The Insurance Council of Australia (ICA) has welcomed a call by the Australian Prudential Regulation Authority (APRA) today for significant funding for investments in natural disaster mitigation.

In a speech delivered to the Australian Business Roundtable for Disaster Resilience and Safer Communities this afternoon, Australian Prudential Regulation Authority (APRA) executive board member Geoff Summerhayes said the “high, rising and volatile costs” of natural disasters was leading to declining insurance affordability and accessibility.

He said tackling the root cause “through greater investment in mitigation to protect homes, businesses and infrastructure from damage” was the most effective way of meaningfully and sustainably addressing the issue.

ICA CEO Andrew Hall said the industry supported APRA’s view that substantial investments in mitigation were required to protect high-risk communities from the impact of extreme weather events such as cyclones, floods and bushfires, and thereby reduce pressures on insurance premiums.

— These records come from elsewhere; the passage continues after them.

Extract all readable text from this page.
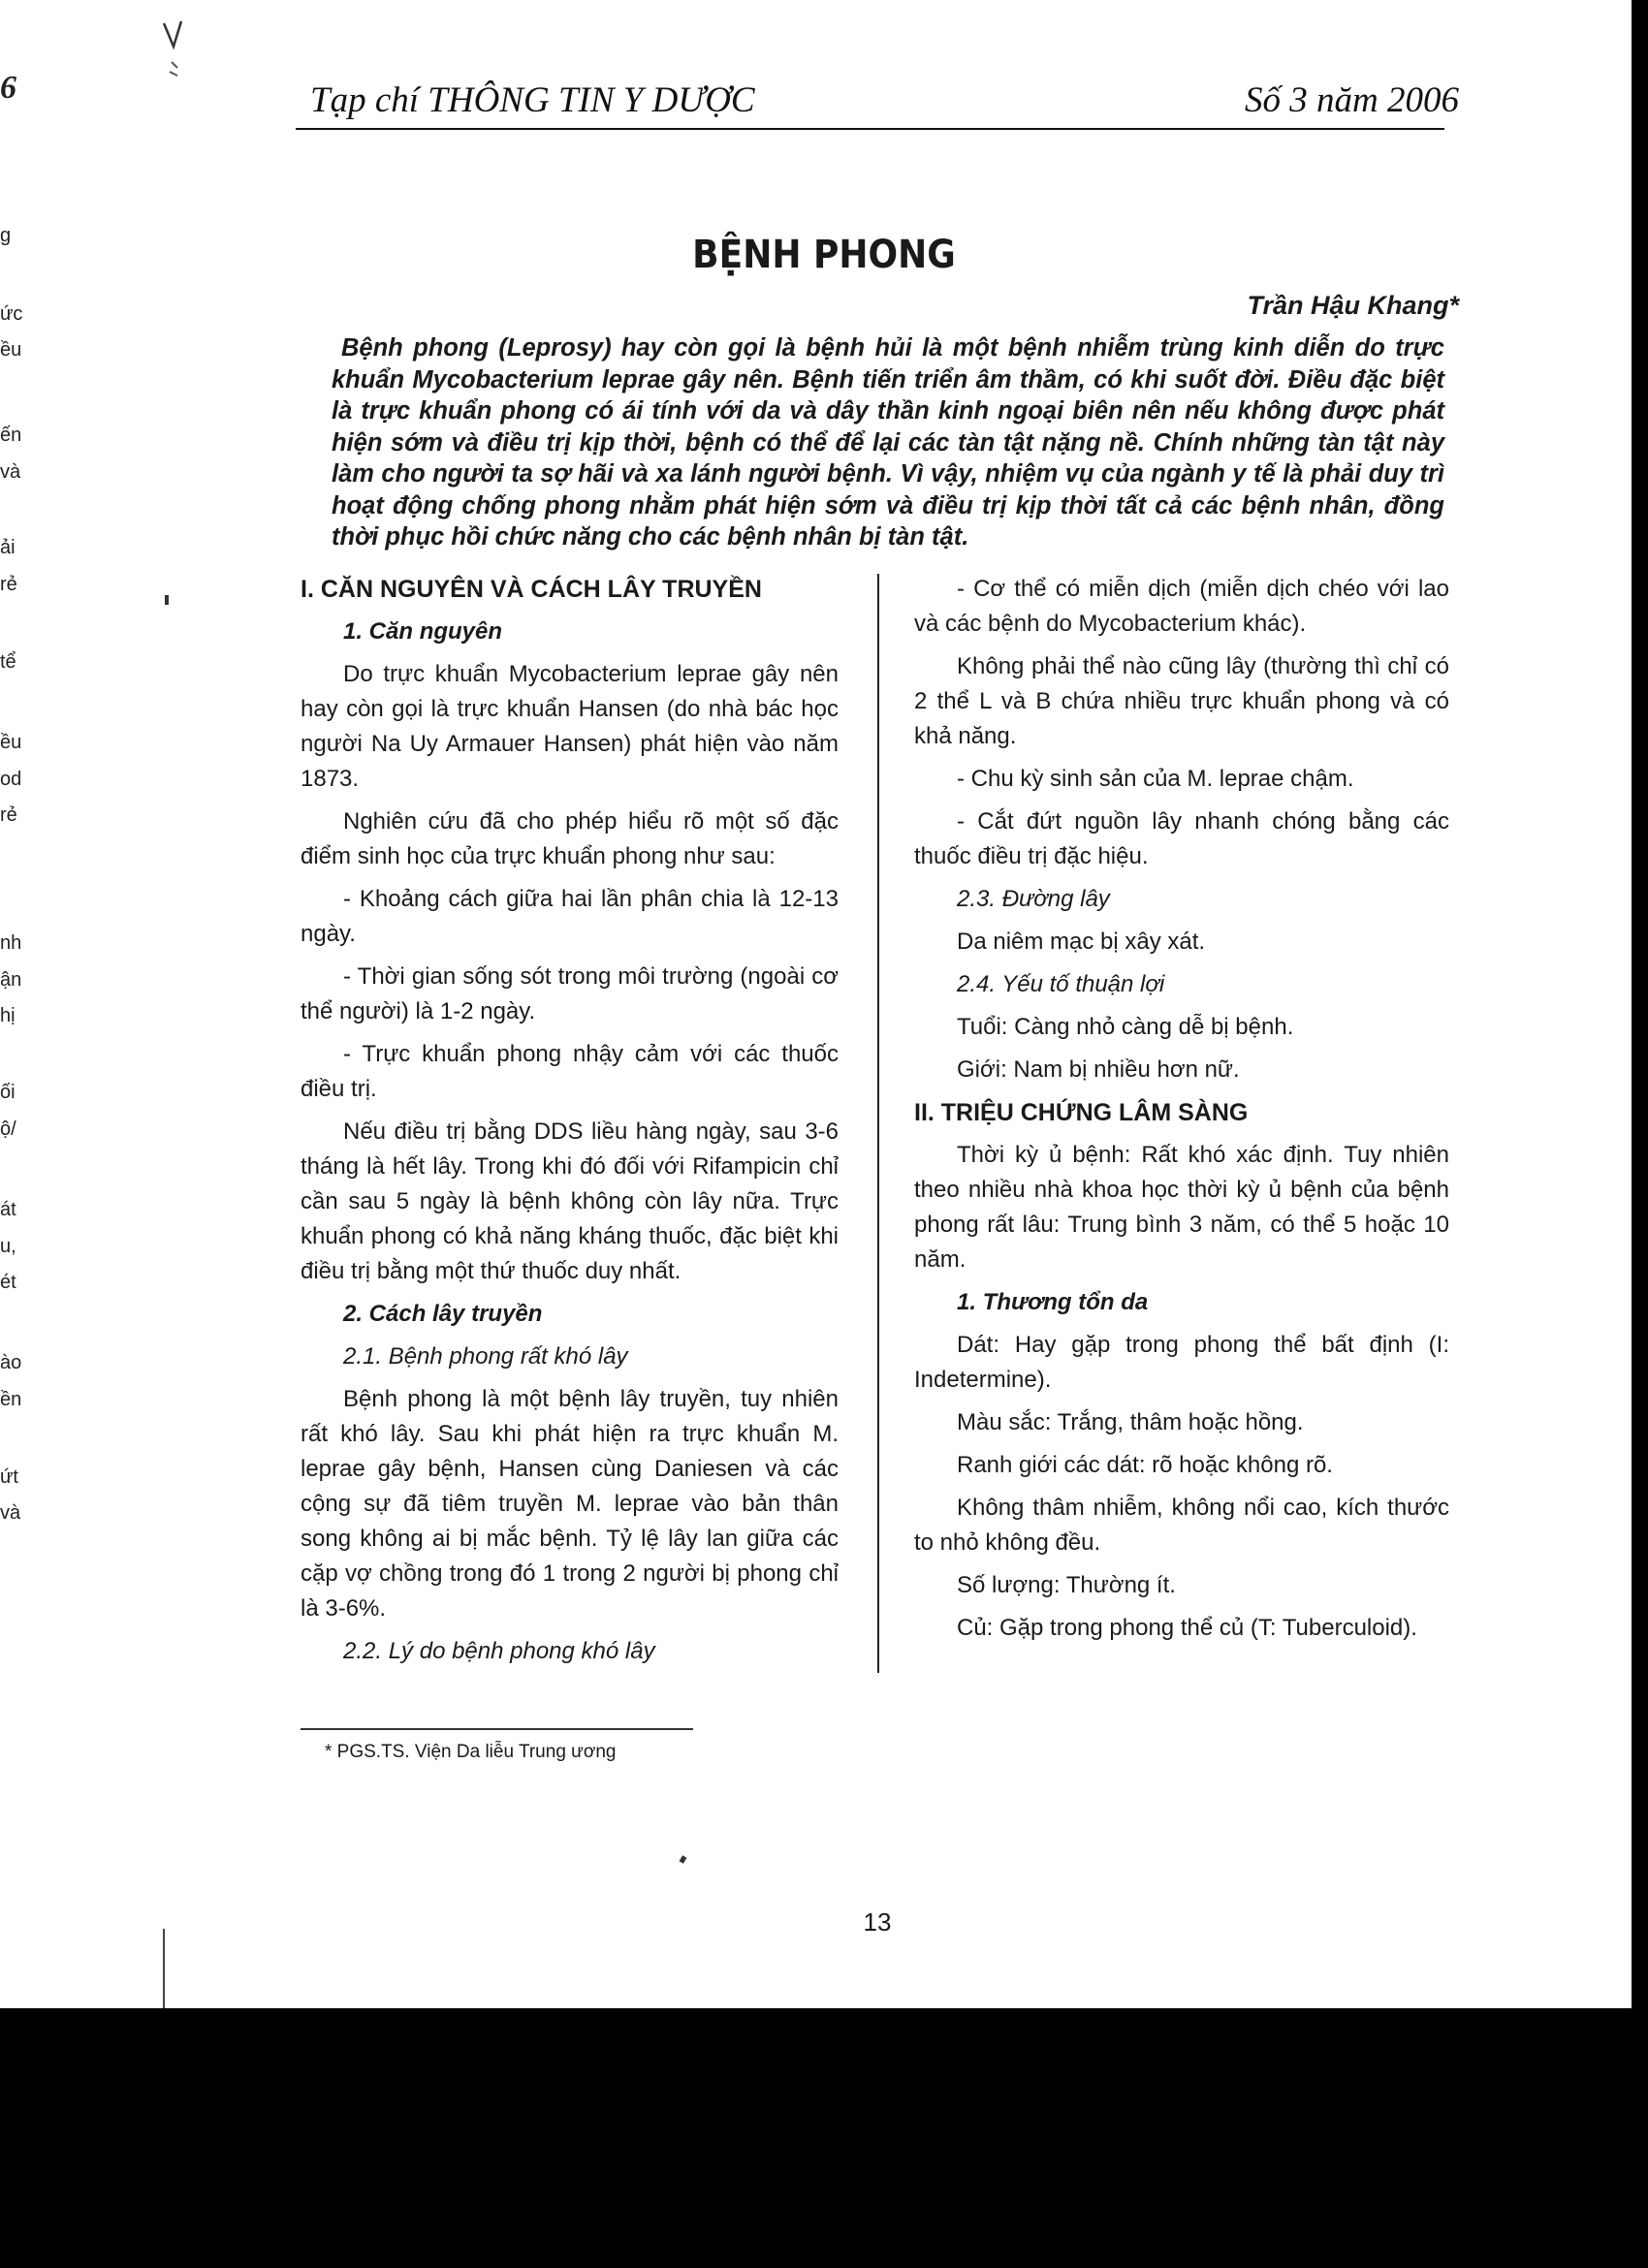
6
g
ức
ều
ến
và
ải
rẻ
tể
ều
od
rẻ
nh
ận
hị
ối
ộ/
át
u,
ét
ào
ền
ứt
và
Tạp chí THÔNG TIN Y DƯỢC	Số 3 năm 2006
BỆNH PHONG
Trần Hậu Khang*

Bệnh phong (Leprosy) hay còn gọi là bệnh hủi là một bệnh nhiễm trùng kinh diễn do trực khuẩn Mycobacterium leprae gây nên. Bệnh tiến triển âm thầm, có khi suốt đời. Điều đặc biệt là trực khuẩn phong có ái tính với da và dây thần kinh ngoại biên nên nếu không được phát hiện sớm và điều trị kịp thời, bệnh có thể để lại các tàn tật nặng nề. Chính những tàn tật này làm cho người ta sợ hãi và xa lánh người bệnh. Vì vậy, nhiệm vụ của ngành y tế là phải duy trì hoạt động chống phong nhằm phát hiện sớm và điều trị kịp thời tất cả các bệnh nhân, đồng thời phục hồi chức năng cho các bệnh nhân bị tàn tật.

I. CĂN NGUYÊN VÀ CÁCH LÂY TRUYỀN
1. Căn nguyên

Do trực khuẩn Mycobacterium leprae gây nên hay còn gọi là trực khuẩn Hansen (do nhà bác học người Na Uy Armauer Hansen) phát hiện vào năm 1873.

Nghiên cứu đã cho phép hiểu rõ một số đặc điểm sinh học của trực khuẩn phong như sau:

- Khoảng cách giữa hai lần phân chia là 12-13 ngày.

- Thời gian sống sót trong môi trường (ngoài cơ thể người) là 1-2 ngày.

- Trực khuẩn phong nhậy cảm với các thuốc điều trị.

Nếu điều trị bằng DDS liều hàng ngày, sau 3-6 tháng là hết lây. Trong khi đó đối với Rifampicin chỉ cần sau 5 ngày là bệnh không còn lây nữa. Trực khuẩn phong có khả năng kháng thuốc, đặc biệt khi điều trị bằng một thứ thuốc duy nhất.

2. Cách lây truyền
2.1. Bệnh phong rất khó lây

Bệnh phong là một bệnh lây truyền, tuy nhiên rất khó lây. Sau khi phát hiện ra trực khuẩn M. leprae gây bệnh, Hansen cùng Daniesen và các cộng sự đã tiêm truyền M. leprae vào bản thân song không ai bị mắc bệnh. Tỷ lệ lây lan giữa các cặp vợ chồng trong đó 1 trong 2 người bị phong chỉ là 3-6%.

2.2. Lý do bệnh phong khó lây

- Cơ thể có miễn dịch (miễn dịch chéo với lao và các bệnh do Mycobacterium khác).

Không phải thể nào cũng lây (thường thì chỉ có 2 thể L và B chứa nhiều trực khuẩn phong và có khả năng.

- Chu kỳ sinh sản của M. leprae chậm.

- Cắt đứt nguồn lây nhanh chóng bằng các thuốc điều trị đặc hiệu.

2.3. Đường lây

Da niêm mạc bị xây xát.

2.4. Yếu tố thuận lợi

Tuổi: Càng nhỏ càng dễ bị bệnh.

Giới: Nam bị nhiều hơn nữ.

II. TRIỆU CHỨNG LÂM SÀNG

Thời kỳ ủ bệnh: Rất khó xác định. Tuy nhiên theo nhiều nhà khoa học thời kỳ ủ bệnh của bệnh phong rất lâu: Trung bình 3 năm, có thể 5 hoặc 10 năm.

1. Thương tổn da

Dát: Hay gặp trong phong thể bất định (I: Indetermine).

Màu sắc: Trắng, thâm hoặc hồng.

Ranh giới các dát: rõ hoặc không rõ.

Không thâm nhiễm, không nổi cao, kích thước to nhỏ không đều.

Số lượng: Thường ít.

Củ: Gặp trong phong thể củ (T: Tuberculoid).

* PGS.TS. Viện Da liễu Trung ương
13
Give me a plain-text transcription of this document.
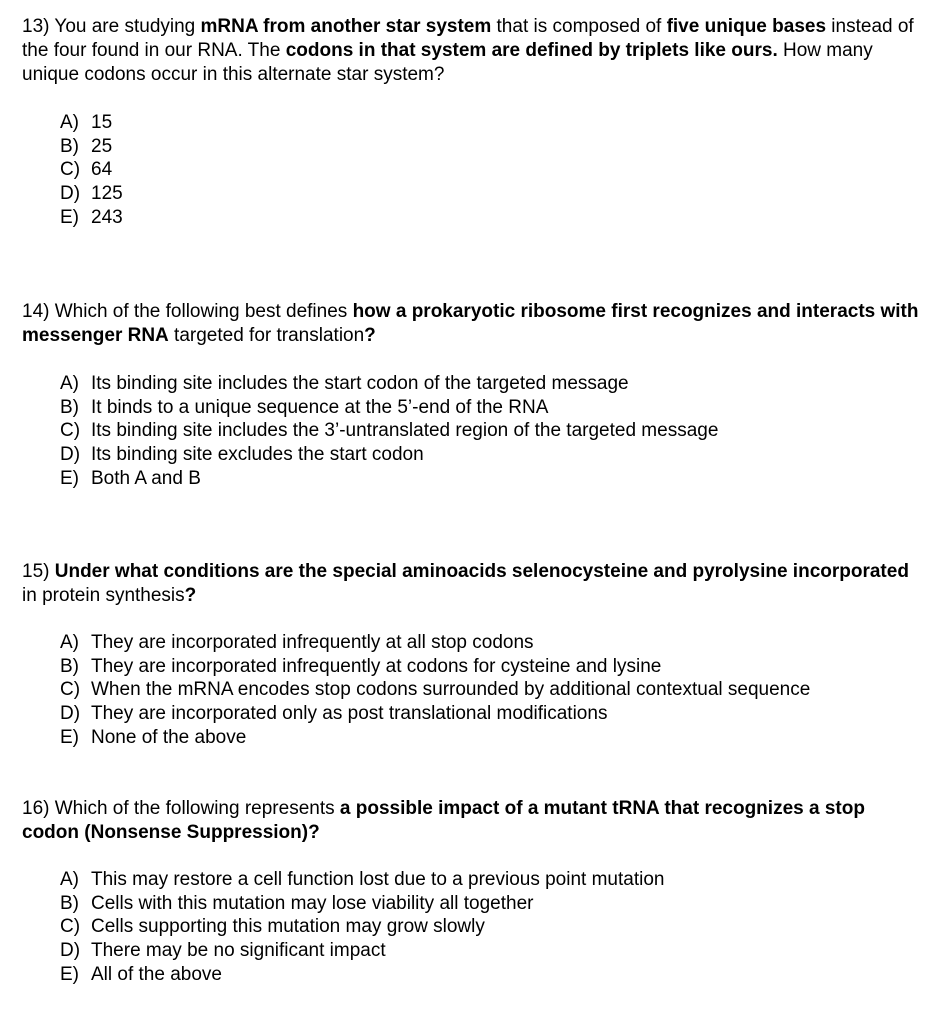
13) You are studying mRNA from another star system that is composed of five unique bases instead of the four found in our RNA. The codons in that system are defined by triplets like ours. How many unique codons occur in this alternate star system?

A) 15
B) 25
C) 64
D) 125
E) 243

14) Which of the following best defines how a prokaryotic ribosome first recognizes and interacts with messenger RNA targeted for translation?

A) Its binding site includes the start codon of the targeted message
B) It binds to a unique sequence at the 5’-end of the RNA
C) Its binding site includes the 3’-untranslated region of the targeted message
D) Its binding site excludes the start codon
E) Both A and B

15) Under what conditions are the special aminoacids selenocysteine and pyrolysine incorporated in protein synthesis?

A) They are incorporated infrequently at all stop codons
B) They are incorporated infrequently at codons for cysteine and lysine
C) When the mRNA encodes stop codons surrounded by additional contextual sequence
D) They are incorporated only as post translational modifications
E) None of the above

16) Which of the following represents a possible impact of a mutant tRNA that recognizes a stop codon (Nonsense Suppression)?

A) This may restore a cell function lost due to a previous point mutation
B) Cells with this mutation may lose viability all together
C) Cells supporting this mutation may grow slowly
D) There may be no significant impact
E) All of the above
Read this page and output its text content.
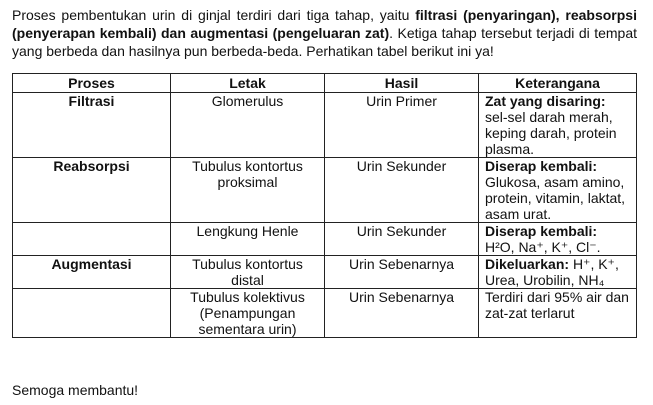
Proses pembentukan urin di ginjal terdiri dari tiga tahap, yaitu filtrasi (penyaringan), reabsorpsi (penyerapan kembali) dan augmentasi (pengeluaran zat). Ketiga tahap tersebut terjadi di tempat yang berbeda dan hasilnya pun berbeda-beda. Perhatikan tabel berikut ini ya!

Proses	Letak	Hasil	Keterangana
Filtrasi	Glomerulus	Urin Primer	Zat yang disaring:
sel-sel darah merah, keping darah, protein plasma.

Reabsorpsi	Tubulus kontortus proksimal	Urin Sekunder	Diserap kembali:
Glukosa, asam amino, protein, vitamin, laktat, asam urat.

	Lengkung Henle	Urin Sekunder	Diserap kembali:
H²O, Na⁺, K⁺, Cl⁻.

Augmentasi	Tubulus kontortus distal	Urin Sebenarnya	Dikeluarkan: H⁺, K⁺, Urea, Urobilin, NH₄
	Tubulus kolektivus (Penampungan sementara urin)	Urin Sebenarnya	Terdiri dari 95% air dan zat-zat terlarut

Semoga membantu!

He said Treasurer Josh Frydenberg had flagged in his Budget speech that the Federal Government would make mitigation funding announcements in response to the Royal Commission into National Natural Disaster Arrangements. The response is due within several weeks.

“The clear and urgent message to all levels of government from APRA, and from many other organisations including the Productivity Commission and from numerous inquiries, is that investments in mitigation that reduce the physical risk to properties is the only sustainable way to reduce insurance premiums,” Mr Hall said.

“Without mitigation, the damage bill in vulnerable communities – northern Australia in particular – will continue to soar. At present only 3 per cent of natural disaster budgets are spent on prevention.

“The cost of inaction will ultimately cost governments and communities much more than sensible, timely and effective investments in prioritised mitigation programs.

“The ICA has been working closely with federal Treasury to identify areas of high exposure where mitigation projects should be considered as a priority. Many schemes are at an advanced stage and only require approvals and funding to go ahead.”

CASE STUDY 1: Townsville

Townsville is one of the most flood-exposed cities in Australia and is also highly vulnerable to cyclones. ICA data shows that the average premium for a building that is compliant with cyclone building codes and has no significant flood exposure is $1933. For buildings that are believed to be cyclone non-compliant with an acute flood exposure, average premiums rise to $2710.

ICA modelling suggests that reducing flood risk through permanent mitigation could reduce insurance premiums by up to 21 per cent. Further significant premium reductions of 9-12 per cent would be possible through improving building resilience to storms and cyclones, and improvements in flood data to show first-floor heights. Premiums would also fall by 9 per cent if the Queensland Government removed stamp duties on insurance.

CASE STUDY 2: Cairns

In Cairns, the average premium for a building that is compliant with cyclone building codes and has no significant flood exposure is $1801. For buildings that are believed to be cyclone non-compliant with an acute flood risk, average premiums are $2841.

ICA modelling suggests that reducing flood risk through permanent mitigation could reduce insurance premiums by up to 20 per cent. Further significant premium reductions of 9-16 per cent would be possible through improving building resilience to storms and cyclones, and improvements in flood data to show first-floor heights. Premiums would also fall by 9 per cent if the Queensland Government removed stamp duties on insurance.